Why Enthusiasm Matters
When you think of science what comes to mind?
Maybe, but the image resonating with me contains a whole lot of THIS:
Sometimes it’s easy to forget, what we’re being taught is BRILLIANT. Remember, some -likely long dead- scientist devoted A LOT of time to understand what we cover in a lecture.
Learning shouldn’t be reduced to memorizing a list of facts for an exam. Instead, consist of a love for learning, because the way nature expresses herself depicts beauty.
All too often the message is lost in translation from lecturer to student. As power point presentations and monotone vocalization isn’t exactly awe inspiring.
This type of teaching doesn’t spread enthusiasm. So when we interact and communicate science to the public, it is often dull and clinical. Ensuring a bleak view of the back of heads while people wobble away, when you start talking science at a party.
The following people constitute my favorite scientists, because they inspire in me, what lecturers cannot. Passion and enthusiasm.
The pleasure of finding things out:
Richard Feynman (RIP). If the mention of that name doesn’t give you all kinds of jiggly motion; you’ve either never heard of this eccentric genius or, you’re dead inside. If you prescribe yourself to the former, you’re in for a bit of a treat.
Richard Feynman, a Nobel Laureate, physicist and overall Fine-Man (get it *nudge nudge*) is my hero for three reasons:
1. His uncanny ability to solve complex problems using his algorithm.
– Write down the Problem.
– Think very hard.
– Write down the Solution.
2. His ability to be at the center of adventures:
– Cracking safes while working on the Manhattan project.
– Playing the bongos.
– Working physics problems on the back of napkins in topless bars.
– Trying to visit Tuva.
3. Being the Great Explainer, no doubt helped by his unique personality:
– What’s going on with trees?
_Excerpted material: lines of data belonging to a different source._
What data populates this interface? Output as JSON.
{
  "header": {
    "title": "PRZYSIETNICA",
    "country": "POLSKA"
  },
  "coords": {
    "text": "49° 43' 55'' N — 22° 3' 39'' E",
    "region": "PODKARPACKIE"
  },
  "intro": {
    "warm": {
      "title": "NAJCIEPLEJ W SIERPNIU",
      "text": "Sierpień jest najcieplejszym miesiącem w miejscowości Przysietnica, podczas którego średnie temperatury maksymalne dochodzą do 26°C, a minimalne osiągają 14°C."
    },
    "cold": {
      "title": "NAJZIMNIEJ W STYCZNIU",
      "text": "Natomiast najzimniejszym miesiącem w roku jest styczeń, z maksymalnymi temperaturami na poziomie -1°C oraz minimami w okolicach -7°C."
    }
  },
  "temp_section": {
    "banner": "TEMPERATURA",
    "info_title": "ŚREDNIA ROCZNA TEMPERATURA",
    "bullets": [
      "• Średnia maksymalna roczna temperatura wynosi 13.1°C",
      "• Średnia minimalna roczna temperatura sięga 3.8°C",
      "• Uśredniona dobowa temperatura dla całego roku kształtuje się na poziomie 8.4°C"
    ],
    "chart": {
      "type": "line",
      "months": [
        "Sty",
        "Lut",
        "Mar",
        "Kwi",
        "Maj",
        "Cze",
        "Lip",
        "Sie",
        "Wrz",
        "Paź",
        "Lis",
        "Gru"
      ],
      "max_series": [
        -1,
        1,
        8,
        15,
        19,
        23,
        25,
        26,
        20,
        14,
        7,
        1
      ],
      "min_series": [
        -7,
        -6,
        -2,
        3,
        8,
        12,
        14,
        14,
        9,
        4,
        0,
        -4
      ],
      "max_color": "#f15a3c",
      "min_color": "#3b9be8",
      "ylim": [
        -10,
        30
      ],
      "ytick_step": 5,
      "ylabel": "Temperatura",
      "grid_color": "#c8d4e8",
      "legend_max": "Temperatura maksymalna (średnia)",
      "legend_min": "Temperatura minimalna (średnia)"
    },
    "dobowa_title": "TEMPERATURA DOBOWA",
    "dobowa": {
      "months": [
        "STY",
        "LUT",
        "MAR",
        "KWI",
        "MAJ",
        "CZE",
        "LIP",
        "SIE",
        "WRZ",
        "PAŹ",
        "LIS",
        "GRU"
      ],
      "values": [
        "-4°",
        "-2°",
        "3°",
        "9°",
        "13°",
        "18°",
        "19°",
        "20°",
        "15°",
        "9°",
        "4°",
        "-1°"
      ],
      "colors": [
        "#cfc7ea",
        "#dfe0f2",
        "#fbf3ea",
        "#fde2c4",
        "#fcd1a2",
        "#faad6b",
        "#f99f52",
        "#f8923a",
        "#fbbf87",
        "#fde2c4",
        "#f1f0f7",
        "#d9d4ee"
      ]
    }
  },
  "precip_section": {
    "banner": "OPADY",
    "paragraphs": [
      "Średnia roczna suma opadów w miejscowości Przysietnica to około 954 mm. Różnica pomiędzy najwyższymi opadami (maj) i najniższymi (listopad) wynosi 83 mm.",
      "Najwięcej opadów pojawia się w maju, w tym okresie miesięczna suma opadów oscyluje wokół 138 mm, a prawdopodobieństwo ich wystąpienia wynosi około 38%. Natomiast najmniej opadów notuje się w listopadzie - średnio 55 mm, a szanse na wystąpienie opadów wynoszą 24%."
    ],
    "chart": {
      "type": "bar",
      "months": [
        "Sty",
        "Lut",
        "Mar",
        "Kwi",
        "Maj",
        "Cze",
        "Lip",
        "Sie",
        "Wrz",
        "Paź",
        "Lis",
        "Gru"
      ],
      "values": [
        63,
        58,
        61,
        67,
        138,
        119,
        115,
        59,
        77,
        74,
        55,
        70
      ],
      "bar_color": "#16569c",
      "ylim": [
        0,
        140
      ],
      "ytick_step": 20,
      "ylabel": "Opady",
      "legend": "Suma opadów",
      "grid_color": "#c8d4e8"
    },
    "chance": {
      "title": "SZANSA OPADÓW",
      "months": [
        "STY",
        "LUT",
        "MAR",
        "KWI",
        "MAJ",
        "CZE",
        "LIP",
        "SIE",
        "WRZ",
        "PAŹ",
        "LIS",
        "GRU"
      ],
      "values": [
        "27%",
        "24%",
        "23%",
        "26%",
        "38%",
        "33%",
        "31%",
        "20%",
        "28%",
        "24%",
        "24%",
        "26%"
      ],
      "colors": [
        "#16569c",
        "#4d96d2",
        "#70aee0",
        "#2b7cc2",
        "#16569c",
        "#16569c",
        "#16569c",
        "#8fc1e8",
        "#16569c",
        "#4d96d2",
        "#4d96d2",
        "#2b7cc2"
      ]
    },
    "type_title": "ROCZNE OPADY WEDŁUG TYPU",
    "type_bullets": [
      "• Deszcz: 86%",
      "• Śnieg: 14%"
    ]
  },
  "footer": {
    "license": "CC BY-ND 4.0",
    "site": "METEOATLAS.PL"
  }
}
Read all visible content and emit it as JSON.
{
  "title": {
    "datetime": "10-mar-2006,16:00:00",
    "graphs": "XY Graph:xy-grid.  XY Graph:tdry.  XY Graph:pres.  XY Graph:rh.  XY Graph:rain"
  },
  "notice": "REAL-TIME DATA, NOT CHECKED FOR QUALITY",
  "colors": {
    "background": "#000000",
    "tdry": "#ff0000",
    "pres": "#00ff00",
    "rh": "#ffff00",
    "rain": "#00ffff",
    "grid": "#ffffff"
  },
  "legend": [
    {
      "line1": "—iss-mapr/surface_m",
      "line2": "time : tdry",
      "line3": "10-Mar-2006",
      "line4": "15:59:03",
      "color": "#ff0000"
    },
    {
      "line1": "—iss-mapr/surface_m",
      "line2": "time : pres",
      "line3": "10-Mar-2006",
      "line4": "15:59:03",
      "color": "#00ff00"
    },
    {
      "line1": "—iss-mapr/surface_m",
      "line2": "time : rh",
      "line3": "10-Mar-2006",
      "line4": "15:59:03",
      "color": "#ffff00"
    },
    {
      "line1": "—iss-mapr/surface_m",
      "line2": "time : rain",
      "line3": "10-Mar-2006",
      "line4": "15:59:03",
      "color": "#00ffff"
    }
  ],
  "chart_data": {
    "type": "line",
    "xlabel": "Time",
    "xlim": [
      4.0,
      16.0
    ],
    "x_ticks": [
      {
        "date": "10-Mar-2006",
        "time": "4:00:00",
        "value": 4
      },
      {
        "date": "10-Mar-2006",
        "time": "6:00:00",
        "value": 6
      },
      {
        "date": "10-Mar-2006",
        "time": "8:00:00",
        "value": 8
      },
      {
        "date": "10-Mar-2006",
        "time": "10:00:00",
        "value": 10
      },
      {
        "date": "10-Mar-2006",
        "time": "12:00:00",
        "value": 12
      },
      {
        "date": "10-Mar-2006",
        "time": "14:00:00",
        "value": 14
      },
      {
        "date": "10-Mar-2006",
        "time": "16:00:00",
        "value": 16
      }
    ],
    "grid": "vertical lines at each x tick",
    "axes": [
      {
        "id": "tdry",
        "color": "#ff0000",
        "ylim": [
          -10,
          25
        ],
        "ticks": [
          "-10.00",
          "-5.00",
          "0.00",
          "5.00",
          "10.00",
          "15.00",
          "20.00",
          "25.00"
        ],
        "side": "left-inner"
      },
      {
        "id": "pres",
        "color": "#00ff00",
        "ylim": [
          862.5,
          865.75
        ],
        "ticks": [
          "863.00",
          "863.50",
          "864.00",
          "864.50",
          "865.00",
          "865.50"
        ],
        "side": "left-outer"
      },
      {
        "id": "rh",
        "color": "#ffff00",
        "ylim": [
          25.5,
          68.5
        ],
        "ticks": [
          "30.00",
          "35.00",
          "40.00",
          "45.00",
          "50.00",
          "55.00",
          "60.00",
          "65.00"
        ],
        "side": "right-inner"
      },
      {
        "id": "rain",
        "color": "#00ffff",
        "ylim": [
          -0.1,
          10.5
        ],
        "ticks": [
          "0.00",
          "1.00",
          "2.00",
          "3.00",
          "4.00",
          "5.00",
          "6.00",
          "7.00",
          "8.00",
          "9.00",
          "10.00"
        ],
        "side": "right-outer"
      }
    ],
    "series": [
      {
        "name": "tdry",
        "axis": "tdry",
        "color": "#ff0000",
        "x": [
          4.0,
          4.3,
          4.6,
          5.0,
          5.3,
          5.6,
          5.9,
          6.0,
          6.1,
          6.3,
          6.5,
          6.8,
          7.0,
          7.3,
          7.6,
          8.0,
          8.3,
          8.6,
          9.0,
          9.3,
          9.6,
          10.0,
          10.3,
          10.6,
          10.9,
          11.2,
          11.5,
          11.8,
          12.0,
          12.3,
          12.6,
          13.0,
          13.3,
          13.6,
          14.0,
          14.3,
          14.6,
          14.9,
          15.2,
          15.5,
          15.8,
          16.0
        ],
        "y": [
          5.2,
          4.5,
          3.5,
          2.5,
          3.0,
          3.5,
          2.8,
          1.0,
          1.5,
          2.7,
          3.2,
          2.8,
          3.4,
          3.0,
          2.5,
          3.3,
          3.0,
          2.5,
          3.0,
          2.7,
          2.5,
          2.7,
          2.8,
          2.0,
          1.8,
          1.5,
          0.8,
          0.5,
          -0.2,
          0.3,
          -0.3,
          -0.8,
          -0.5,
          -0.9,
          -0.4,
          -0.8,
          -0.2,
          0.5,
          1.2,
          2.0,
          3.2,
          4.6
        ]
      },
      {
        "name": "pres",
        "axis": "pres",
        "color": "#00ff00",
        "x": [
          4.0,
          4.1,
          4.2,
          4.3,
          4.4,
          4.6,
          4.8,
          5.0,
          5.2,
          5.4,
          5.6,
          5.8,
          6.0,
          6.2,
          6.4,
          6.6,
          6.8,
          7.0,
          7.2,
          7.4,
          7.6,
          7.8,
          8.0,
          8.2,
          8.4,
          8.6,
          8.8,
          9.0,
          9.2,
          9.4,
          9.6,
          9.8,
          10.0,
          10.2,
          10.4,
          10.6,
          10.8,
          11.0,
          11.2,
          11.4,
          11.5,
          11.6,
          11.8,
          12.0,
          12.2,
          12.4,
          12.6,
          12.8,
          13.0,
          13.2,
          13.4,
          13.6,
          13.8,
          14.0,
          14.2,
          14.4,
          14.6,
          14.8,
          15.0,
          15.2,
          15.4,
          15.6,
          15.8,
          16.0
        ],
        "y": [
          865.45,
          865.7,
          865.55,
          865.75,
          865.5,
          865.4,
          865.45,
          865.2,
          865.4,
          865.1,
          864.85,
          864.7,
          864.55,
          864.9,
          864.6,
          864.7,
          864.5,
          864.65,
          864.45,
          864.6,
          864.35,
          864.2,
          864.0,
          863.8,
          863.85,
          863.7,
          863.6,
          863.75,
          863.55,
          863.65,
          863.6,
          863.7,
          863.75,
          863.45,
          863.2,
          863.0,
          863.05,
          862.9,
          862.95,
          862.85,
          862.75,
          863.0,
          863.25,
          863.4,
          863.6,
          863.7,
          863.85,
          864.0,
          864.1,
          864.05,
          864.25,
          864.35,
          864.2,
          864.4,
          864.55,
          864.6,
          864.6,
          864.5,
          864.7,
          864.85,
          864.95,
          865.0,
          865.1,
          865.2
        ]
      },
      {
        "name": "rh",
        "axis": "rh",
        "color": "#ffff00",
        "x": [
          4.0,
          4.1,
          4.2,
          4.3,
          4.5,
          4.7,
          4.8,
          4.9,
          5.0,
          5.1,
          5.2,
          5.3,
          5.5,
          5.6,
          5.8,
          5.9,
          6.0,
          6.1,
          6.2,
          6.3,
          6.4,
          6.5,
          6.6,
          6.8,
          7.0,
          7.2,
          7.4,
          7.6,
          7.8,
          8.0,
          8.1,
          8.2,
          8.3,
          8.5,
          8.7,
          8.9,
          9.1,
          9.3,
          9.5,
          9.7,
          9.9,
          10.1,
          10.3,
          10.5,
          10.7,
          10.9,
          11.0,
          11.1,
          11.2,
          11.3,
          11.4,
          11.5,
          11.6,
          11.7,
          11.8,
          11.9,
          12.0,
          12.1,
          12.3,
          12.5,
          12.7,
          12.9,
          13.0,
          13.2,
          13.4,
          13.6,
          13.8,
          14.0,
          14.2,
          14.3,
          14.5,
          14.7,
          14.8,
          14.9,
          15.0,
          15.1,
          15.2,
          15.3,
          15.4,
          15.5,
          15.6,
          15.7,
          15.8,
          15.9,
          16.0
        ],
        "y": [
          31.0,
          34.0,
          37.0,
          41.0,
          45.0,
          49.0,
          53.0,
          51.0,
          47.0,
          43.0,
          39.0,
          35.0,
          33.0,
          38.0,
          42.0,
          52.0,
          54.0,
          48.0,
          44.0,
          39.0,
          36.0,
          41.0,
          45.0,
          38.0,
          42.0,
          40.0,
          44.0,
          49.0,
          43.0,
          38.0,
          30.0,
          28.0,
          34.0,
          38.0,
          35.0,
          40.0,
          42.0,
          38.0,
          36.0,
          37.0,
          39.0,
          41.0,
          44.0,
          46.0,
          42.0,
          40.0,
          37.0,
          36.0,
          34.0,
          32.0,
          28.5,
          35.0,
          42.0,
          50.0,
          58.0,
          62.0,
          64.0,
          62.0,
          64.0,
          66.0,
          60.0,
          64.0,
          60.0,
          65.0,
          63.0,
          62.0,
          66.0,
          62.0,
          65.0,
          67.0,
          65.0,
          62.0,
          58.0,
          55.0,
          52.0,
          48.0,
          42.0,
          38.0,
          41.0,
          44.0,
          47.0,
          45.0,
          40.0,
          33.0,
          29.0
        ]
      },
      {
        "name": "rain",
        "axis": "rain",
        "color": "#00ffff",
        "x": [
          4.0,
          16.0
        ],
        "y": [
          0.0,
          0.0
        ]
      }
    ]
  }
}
And what’s fire all about?
Watch the full interview, “The pleasure of Finding things out,” simply illuminating (hint: It’s on youtube).
Feynman’s undying enthusiasm reminds us why we study science; because it’s beautiful, interesting and there’s always another question.
A bit of a wild man:
As variety is the spice of life, I present a scientist at the opposite end the spectrum. A zoologist, although you may not know him by that title.
When one thinks of the giants of science communication and education, the late croc hunter, Steve Irwin (RIP) does not often come to mind. The fact is though, this national treasure, famous for his television series “The Crocodile Hunter,” was anything but a wild cowboy.
His love of nature and wildlife –big and small- shone through the screen. Oozing of gooey enthusiasm and sheer unpredictability is what made him captivating.
One of my favorite things about the beloved ‘croc hunter,’ is that he knew all too well that in order to educate an audience, you must first entertain them. A lesson some university lecturers have heeded.
Check out a website one of the students made of our side-splittingly funny Engineering Computation lecturer [Sir Alistair Moffat]. A student with too much time on their hands. [WARNING: Turn your volume down!]
The equivalent in Irwin’s case was tackling the biggest crocs and throwing in a science fact every now and then. Whatever the method, enthusiasm in science only leads to better education and communication to the public.
But don’t take my word for it,
With his signature cream short-shorts and vibrant personality, Steve shows us why we wouldn’t want him any other way.
Quirky, enthusiastic and unpredictable with a few screws loose. What a true blue aussie. That’s a mate you’d crack open a stubby (VB of course) and fire up the Barbie for.
That’s why enthusiasm matters – because without it, we take for granted what we know and teach. If we -as students of science- don’t get excited about it, who will?